Inside Out(8)
‘Onmogelijk. Kijk nog eens,’ beval ze.
Hij haastte zich weg.
Ze keek de kamer rond en zag toen het zakje op de vloer liggen. Ze legde haar hoofd in haar nek en keek recht het ventilatierooster in. Elke cel in mijn lichaam bevroor.
‘Alle secties veilig, sir,’ zei een andere Opper Cop.
‘Haal snel een RATT voor me,’ riep ze. ‘Zet bewakers bij alle luchtschachten in Sector F3. Nu!’
Haar bevel spoorde me aan tot actie. Ik kroop zo snel als ik dat met één hand kon weg door de luchtbuis. De Reactieve Afstandbestuurbare Tactiele Temperatuurscanner, oftewel RATT, van de Opper Cops zou me al snel opsporen in het buizenstelsel dankzij zijn hittezoekende technologie. Ik moest weg uit Sector F3. Nu meteen. Ik moest een warm plekje zoeken om me te verbergen.
Terwijl ik door de ventilatieschacht gleed, ving ik flarden op van gesprekken uit de gangen waar een alarmerend aantal Opper Cops zich naartoe had gehaast om positie in te nemen onder de ventilatieroosters. Ik kon ze maar net voor blijven.
‘Iemand heeft de boobytrap laten afgaan.’
‘Die ontsnapt nu door de buizen.’
‘Gebruik het gas.’
‘Alleen stunguns gebruiken.

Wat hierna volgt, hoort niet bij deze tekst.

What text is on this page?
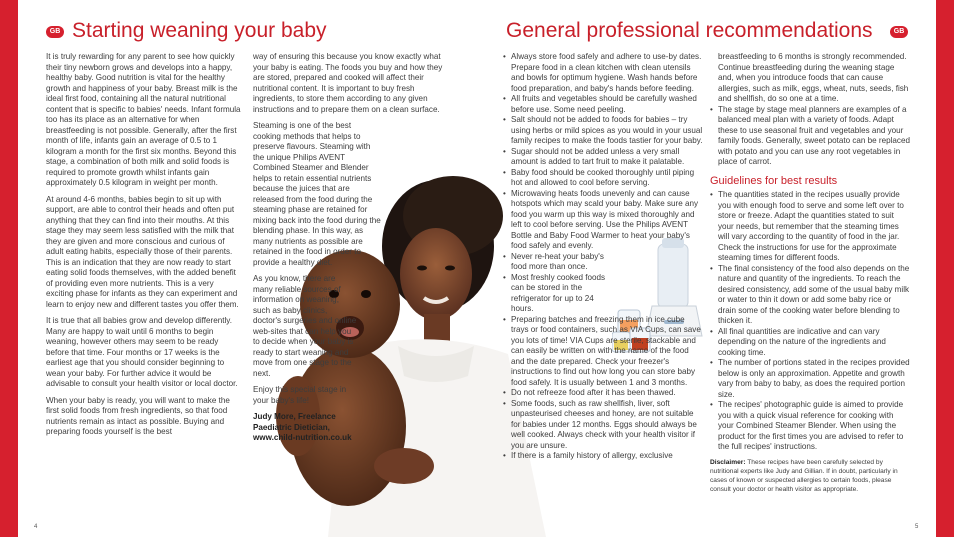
GB Starting weaning your baby	General professional recommendations	GB

It is truly rewarding for any parent to see how quickly their tiny newborn grows and develops into a happy, healthy baby. Good nutrition is vital for the healthy growth and happiness of your baby. Breast milk is the ideal first food, containing all the natural nutritional content that is specific to babies' needs. Infant formula too has its place as an alternative for when breastfeeding is not possible. Generally, after the first month of life, infants gain an average of 0.5 to 1 kilogram a month for the first six months. Beyond this stage, a combination of both milk and solid foods is required to promote growth whilst infants gain approximately 0.5 kilogram in weight per month.

At around 4-6 months, babies begin to sit up with support, are able to control their heads and often put anything that they can find into their mouths. At this stage they may seem less satisfied with the milk that they are given and more conscious and curious of adult eating habits, especially those of their parents. This is an indication that they are now ready to start eating solid foods themselves, with the added benefit of providing even more nutrients. This is a very exciting phase for infants as they can experiment and learn to enjoy new and different tastes you offer them.

It is true that all babies grow and develop differently. Many are happy to wait until 6 months to begin weaning, however others may seem to be ready before that time. Four months or 17 weeks is the earliest age that you should consider beginning to wean your baby. For further advice it would be advisable to consult your health visitor or local doctor.

When your baby is ready, you will want to make the first solid foods from fresh ingredients, so that food nutrients remain as intact as possible. Buying and preparing foods yourself is the best

way of ensuring this because you know exactly what your baby is eating. The foods you buy and how they are stored, prepared and cooked will affect their nutritional content. It is important to buy fresh ingredients, to store them according to any given instructions and to prepare them on a clean surface.

Steaming is one of the best cooking methods that helps to preserve flavours. Steaming with the unique Philips AVENT Combined Steamer and Blender helps to retain essential nutrients because the juices that are released from the food during the steaming phase are retained for mixing back into the food during the blending phase. In this way, as many nutrients as possible are retained in the food in order to provide a healthy diet.

As you know, there are many reliable sources of information on weaning, such as baby clinics, doctor's surgeries and online web-sites that can help you to decide when your baby is ready to start weaning and move from one stage to the next.

Enjoy this special stage in your baby's life!

Judy More, Freelance
Paediatric Dietician,
www.child-nutrition.co.uk
• Always store food safely and adhere to use-by dates. Prepare food in a clean kitchen with clean utensils and bowls for optimum hygiene. Wash hands before food preparation, and baby's hands before feeding.
• All fruits and vegetables should be carefully washed before use. Some need peeling.
• Salt should not be added to foods for babies – try using herbs or mild spices as you would in your usual family recipes to make the foods tastier for your baby.
• Sugar should not be added unless a very small amount is added to tart fruit to make it palatable.
• Baby food should be cooked thoroughly until piping hot and allowed to cool before serving.
• Microwaving heats foods unevenly and can cause hotspots which may scald your baby. Make sure any food you warm up this way is mixed thoroughly and left to cool before serving. Use the Philips AVENT Bottle and Baby Food Warmer to heat your baby's food safely and evenly.
• Never re-heat your baby's food more than once.
• Most freshly cooked foods can be stored in the refrigerator for up to 24 hours.
• Preparing batches and freezing them in ice cube trays or food containers, such as VIA Cups, can save you lots of time! VIA Cups are sterile, stackable and can easily be written on with the name of the food and the date prepared. Check your freezer's instructions to find out how long you can store baby food safely. It is usually between 1 and 3 months.
• Do not refreeze food after it has been thawed.
• Some foods, such as raw shellfish, liver, soft unpasteurised cheeses and honey, are not suitable for babies under 12 months. Eggs should always be well cooked. Always check with your health visitor if you are unsure.
• If there is a family history of allergy, exclusive
breastfeeding to 6 months is strongly recommended. Continue breastfeeding during the weaning stage and, when you introduce foods that can cause allergies, such as milk, eggs, wheat, nuts, seeds, fish and shellfish, do so one at a time.
• The stage by stage meal planners are examples of a balanced meal plan with a variety of foods. Adapt these to use seasonal fruit and vegetables and your family foods. Generally, sweet potato can be replaced with potato and you can use any root vegetables in place of carrot.
Guidelines for best results
• The quantities stated in the recipes usually provide you with enough food to serve and some left over to store or freeze. Adapt the quantities stated to suit your needs, but remember that the steaming times will vary according to the quantity of food in the jar. Check the instructions for use for the approximate steaming times for different foods.
• The final consistency of the food also depends on the nature and quantity of the ingredients. To reach the desired consistency, add some of the usual baby milk or water to thin it down or add some baby rice or drain some of the cooking water before blending to thicken it.
• All final quantities are indicative and can vary depending on the nature of the ingredients and cooking time.
• The number of portions stated in the recipes provided below is only an approximation. Appetite and growth vary from baby to baby, as does the required portion size.
• The recipes' photographic guide is aimed to provide you with a quick visual reference for cooking with your Combined Steamer Blender. When using the product for the first times you are advised to refer to the full recipes' instructions.
Disclaimer: These recipes have been carefully selected by nutritional experts like Judy and Gillian. If in doubt, particularly in cases of known or suspected allergies to certain foods, please consult your doctor or health visitor as appropriate.
4	5
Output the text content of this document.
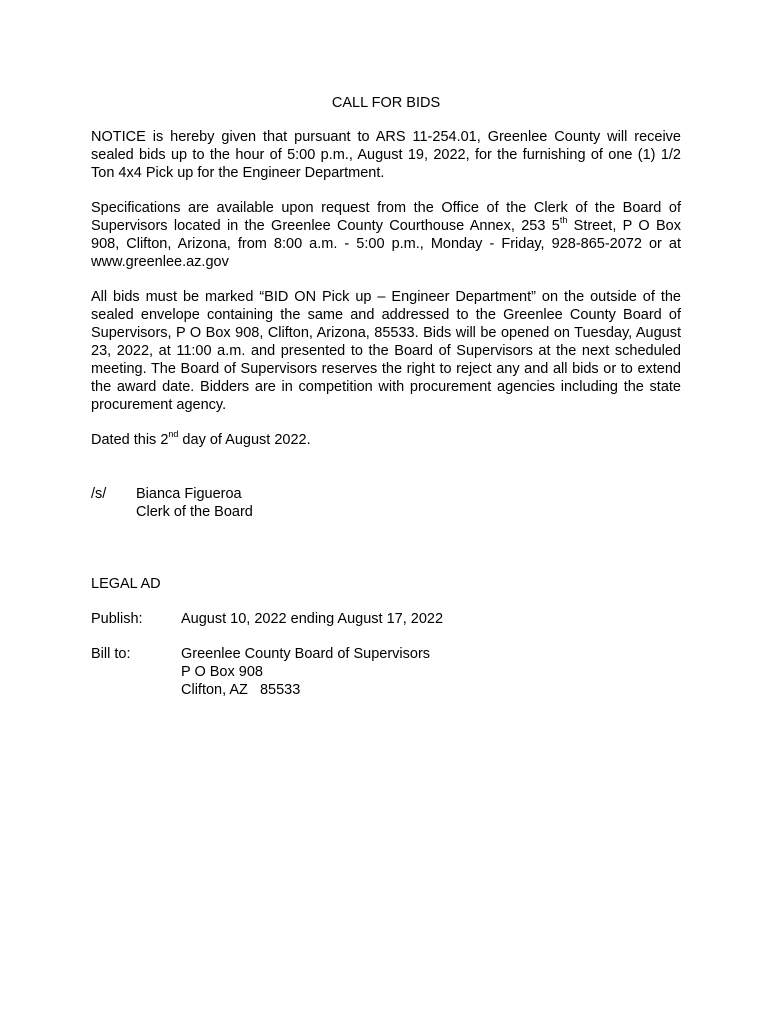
CALL FOR BIDS

NOTICE is hereby given that pursuant to ARS 11-254.01, Greenlee County will receive sealed bids up to the hour of 5:00 p.m., August 19, 2022, for the furnishing of one (1) 1/2 Ton 4x4 Pick up for the Engineer Department.

Specifications are available upon request from the Office of the Clerk of the Board of Supervisors located in the Greenlee County Courthouse Annex, 253 5th Street, P O Box 908, Clifton, Arizona, from 8:00 a.m. - 5:00 p.m., Monday - Friday, 928-865-2072 or at www.greenlee.az.gov

All bids must be marked “BID ON Pick up – Engineer Department” on the outside of the sealed envelope containing the same and addressed to the Greenlee County Board of Supervisors, P O Box 908, Clifton, Arizona, 85533. Bids will be opened on Tuesday, August 23, 2022, at 11:00 a.m. and presented to the Board of Supervisors at the next scheduled meeting. The Board of Supervisors reserves the right to reject any and all bids or to extend the award date. Bidders are in competition with procurement agencies including the state procurement agency.

Dated this 2nd day of August 2022.
/s/	Bianca Figueroa
Clerk of the Board
LEGAL AD
Publish:	August 10, 2022 ending August 17, 2022
Bill to:	Greenlee County Board of Supervisors
P O Box 908
Clifton, AZ   85533
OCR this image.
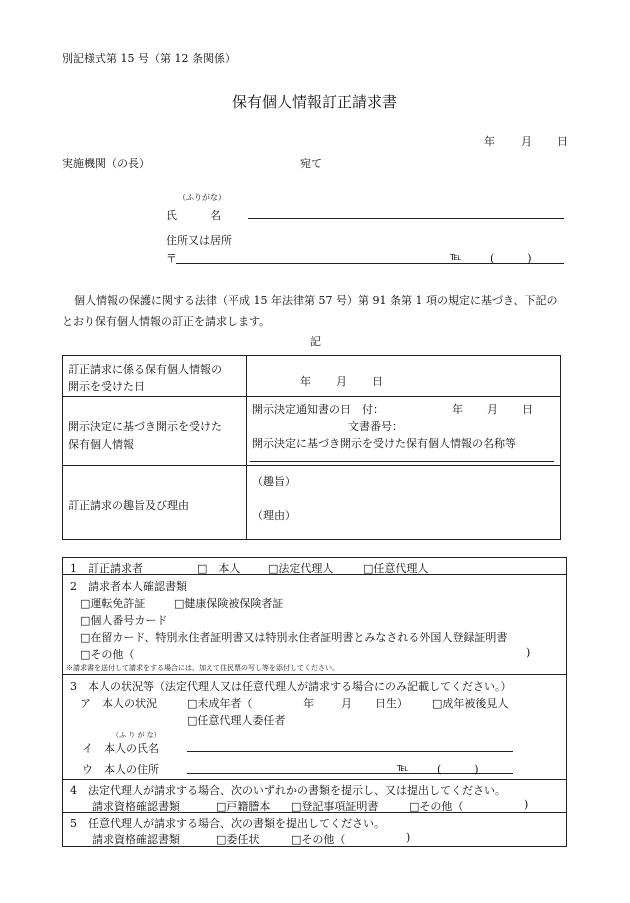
別記様式第 15 号（第 12 条関係）
保有個人情報訂正請求書
年 月 日
実施機関（の長）	宛て
（ふりがな）
氏　　　名
住所又は居所
〒	℡	(　　　)
個人情報の保護に関する法律（平成 15 年法律第 57 号）第 91 条第 1 項の規定に基づき、下記の
とおり保有個人情報の訂正を請求します。
記
訂正請求に係る保有個人情報の
開示を受けた日	年 月 日
開示決定に基づき開示を受けた
保有個人情報
開示決定通知書の日　付：	年 月 日
文書番号：
開示決定に基づき開示を受けた保有個人情報の名称等
訂正請求の趣旨及び理由
（趣旨）
（理由）
1　訂正請求者	□　本人	□法定代理人	□任意代理人
2　請求者本人確認書類
□運転免許証	□健康保険被保険者証
□個人番号カード
□在留カード、特別永住者証明書又は特別永住者証明書とみなされる外国人登録証明書
□その他（	)
※請求書を送付して請求をする場合には、加えて住民票の写し等を添付してください。
3　本人の状況等（法定代理人又は任意代理人が請求する場合にのみ記載してください。）
ア　本人の状況	□未成年者（	年 月 日生） □成年被後見人
□任意代理人委任者
（ふ り が な）
イ　本人の氏名
ウ　本人の住所	℡	(　　　)
4　法定代理人が請求する場合、次のいずれかの書類を提示し、又は提出してください。
請求資格確認書類	□戸籍謄本 □登記事項証明書	□その他（	)
5　任意代理人が請求する場合、次の書類を提出してください。
請求資格確認書類	□委任状	□その他（	)
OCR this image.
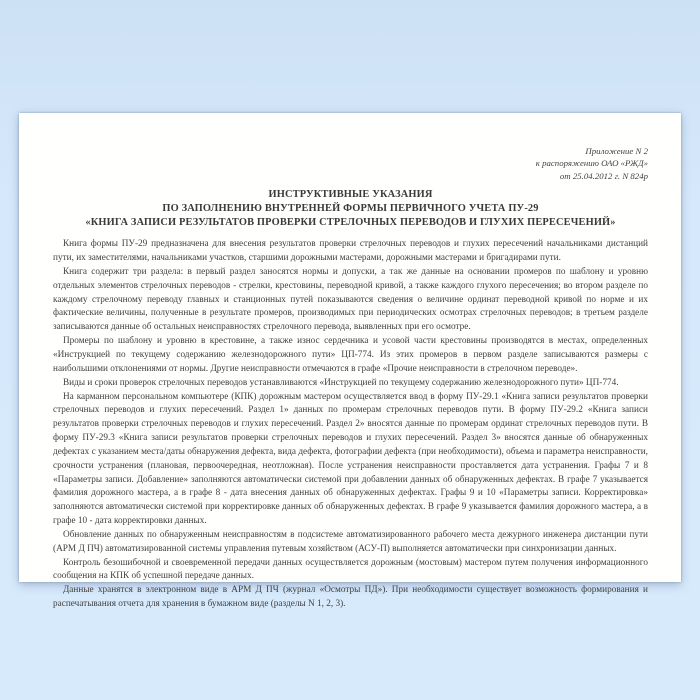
Приложение N 2
к распоряжению ОАО «РЖД»
от 25.04.2012 г. N 824р
ИНСТРУКТИВНЫЕ УКАЗАНИЯ
ПО ЗАПОЛНЕНИЮ ВНУТРЕННЕЙ ФОРМЫ ПЕРВИЧНОГО УЧЕТА ПУ-29
«КНИГА ЗАПИСИ РЕЗУЛЬТАТОВ ПРОВЕРКИ СТРЕЛОЧНЫХ ПЕРЕВОДОВ И ГЛУХИХ ПЕРЕСЕЧЕНИЙ»

Книга формы ПУ-29 предназначена для внесения результатов проверки стрелочных переводов и глухих пересечений начальниками дистанций пути, их заместителями, начальниками участков, старшими дорожными мастерами, дорожными мастерами и бригадирами пути.

Книга содержит три раздела: в первый раздел заносятся нормы и допуски, а так же данные на основании промеров по шаблону и уровню отдельных элементов стрелочных переводов - стрелки, крестовины, переводной кривой, а также каждого глухого пересечения; во втором разделе по каждому стрелочному переводу главных и станционных путей показываются сведения о величине ординат переводной кривой по норме и их фактические величины, полученные в результате промеров, производимых при периодических осмотрах стрелочных переводов; в третьем разделе записываются данные об остальных неисправностях стрелочного перевода, выявленных при его осмотре.

Промеры по шаблону и уровню в крестовине, а также износ сердечника и усовой части крестовины производятся в местах, определенных «Инструкцией по текущему содержанию железнодорожного пути» ЦП-774. Из этих промеров в первом разделе записываются размеры с наибольшими отклонениями от нормы. Другие неисправности отмечаются в графе «Прочие неисправности в стрелочном переводе».

Виды и сроки проверок стрелочных переводов устанавливаются «Инструкцией по текущему содержанию железнодорожного пути» ЦП-774.

На карманном персональном компьютере (КПК) дорожным мастером осуществляется ввод в форму ПУ-29.1 «Книга записи результатов проверки стрелочных переводов и глухих пересечений. Раздел 1» данных по промерам стрелочных переводов пути. В форму ПУ-29.2 «Книга записи результатов проверки стрелочных переводов и глухих пересечений. Раздел 2» вносятся данные по промерам ординат стрелочных переводов пути. В форму ПУ-29.3 «Книга записи результатов проверки стрелочных переводов и глухих пересечений. Раздел 3» вносятся данные об обнаруженных дефектах с указанием места/даты обнаружения дефекта, вида дефекта, фотографии дефекта (при необходимости), объема и параметра неисправности, срочности устранения (плановая, первоочередная, неотложная). После устранения неисправности проставляется дата устранения. Графы 7 и 8 «Параметры записи. Добавление» заполняются автоматически системой при добавлении данных об обнаруженных дефектах. В графе 7 указывается фамилия дорожного мастера, а в графе 8 - дата внесения данных об обнаруженных дефектах. Графы 9 и 10 «Параметры записи. Корректировка» заполняются автоматически системой при корректировке данных об обнаруженных дефектах. В графе 9 указывается фамилия дорожного мастера, а в графе 10 - дата корректировки данных.

Обновление данных по обнаруженным неисправностям в подсистеме автоматизированного рабочего места дежурного инженера дистанции пути (АРМ Д ПЧ) автоматизированной системы управления путевым хозяйством (АСУ-П) выполняется автоматически при синхронизации данных.

Контроль безошибочной и своевременной передачи данных осуществляется дорожным (мостовым) мастером путем получения информационного сообщения на КПК об успешной передаче данных.

Данные хранятся в электронном виде в АРМ Д ПЧ (журнал «Осмотры ПД»). При необходимости существует возможность формирования и распечатывания отчета для хранения в бумажном виде (разделы N 1, 2, 3).
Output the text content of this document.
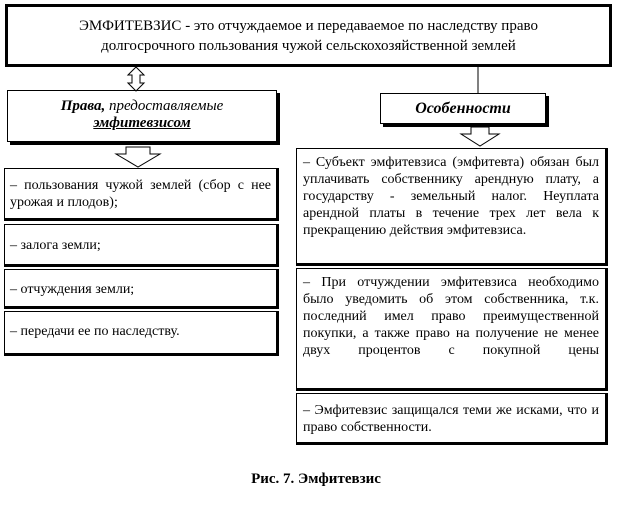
ЭМФИТЕВЗИС - это отчуждаемое и передаваемое по наследству право долгосрочного пользования чужой сельскохозяйственной землей
Права, предоставляемые
эмфитевзисом
Особенности
– пользования чужой землей (сбор с нее урожая и плодов);
– залога земли;
– отчуждения земли;
– передачи ее по наследству.
– Субъект эмфитевзиса (эмфитевта) обязан был уплачивать собственнику арендную плату, а государству - земельный налог. Неуплата арендной платы в течение трех лет вела к прекращению действия эмфитевзиса.
– При отчуждении эмфитевзиса необходимо было уведомить об этом собственника, т.к. последний имел право преимущественной покупки, а также право на получение не менее двух процентов с покупной цены
– Эмфитевзис защищался теми же исками, что и право собственности.
Рис. 7. Эмфитевзис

Geen zappers.’
‘Waarschuw alle sectoren op het derde niveau.’
Mijn hart bonkte als een razende en dreef me voorwaarts, op het randje van paniek. Nu de Opper Cops overal waren, kon ik niet bij het bijna onzichtbare luik komen. Daarom racete ik naar Sector B3 waar ik een gunstig geplaatste wasstortkoker wist die ik kon gebruiken. In zo’n stortkoker kon je onmogelijk omhoogklimmen, dus ze werkten maar één kant op.
Vlak voor ik de stortkoker bereikte, beet er iets in mijn voet. Ik piepte geschrokken en draaide me om. Een RATT had zich vastgeklampt aan mijn teen. Shit!
Zijn kleine antennes trilden; waarschijnlijk gaf hij mijn positie door. Ik stelde me voor hoe die informatie door het ingewikkelde netwerk van draden raasde dat alle niveaus doorkruiste. Snel rukte ik een moersleutel uit mijn gereedschapsriem en ramde ermee op het apparaat. Nadat ik de RATT aan gort had geslagen, trok ik hem van mijn voet.
Toen ik eindelijk de stortkoker had bereikt, gleed ik twee niveaus omlaag zonder vieze kleren op mijn hoofd te krijgen. Dat was dan tenminste nog iets. Ik landde in een halfvolle wascontainer.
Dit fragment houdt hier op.